Al margen de los insensibles de siempre, que solo leen las cosas en clave de banderas y etiquetas, y que se regodean y celebran lo que consideran una metáfora de no se sabe bien qué, quiero pensar que la mayoría de la gente hizo ayer una lectura distinta del enganchón del paracaidista que, a dos metros del suelo, se quedó colgando de una farola ante las autoridades que presidían el desfile de las fuerzas armadas. La mayoría –y así lo indicarían los aplausos– se sintió conmovida al intuir la desesperación y ver el rostro crispado con el que el cabo Luis Fernando Pozo trataba de mantener el tipo. Y se sintió conmovida al reconocer que ninguno estamos libres de estas derrotas cotidianas.

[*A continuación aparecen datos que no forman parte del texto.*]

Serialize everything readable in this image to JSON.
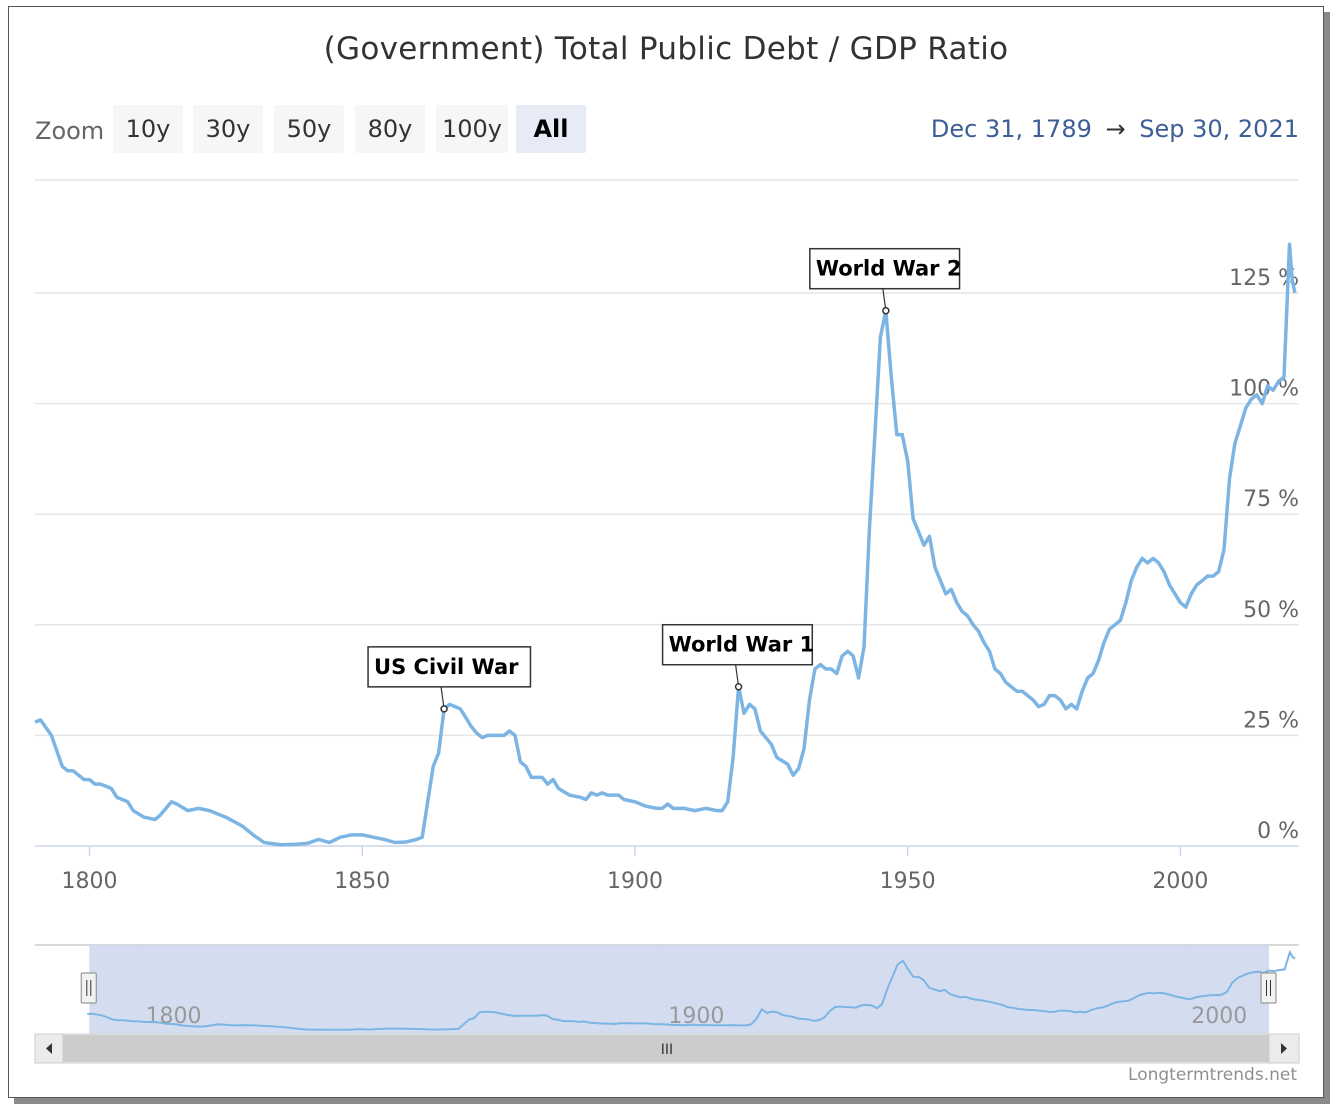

Mira a tu historia. Es probable que reconozcas un momento así. Un instante en el que la fatalidad parece haberse cebado en ti. En que lo que hubiera podido ser perfecto se convirtió en catástrofe. Quizás una catástrofe cotidiana, que vista con distancia no será tanto, pero que en el momento supone un verdadero mazazo. Un tropiezo inesperado, un error de cálculo, un momento de entusiasmo que te hizo perder la perspectiva, una derrota amarga porque no debería haber llegado. Y entonces te ves devastado, tan solo deseando que llegue el momento de estar solo para poder llorar a gusto. Porque al menos no quieres romperte más delante de todos. Y cada palabra de consuelo, cada gesto con el que intentan aliviarte, solo es un recordatorio del golpe recibido.
¿Y quién no se ha estrellado alguna vez, en el peor momento posible, con un obstáculo imprevisto? ¿Y quién no ha fallado justo en lo que parecería su fuerte? ¿Y quién no ha tenido alguna vez ganas de llorar, sin que el consuelo de otros ofrezca alivio?
Quizás si fuéramos capaces más a menudo de ponernos en el lugar de los otros. Si fuéramos honestos para reconocernos en la fragilidad tan compartida, y si fuéramos humanos para cuidarnos justo cuando nos vemos más vulnerables, nuestra sociedad podría ser algo distinto, y mejor.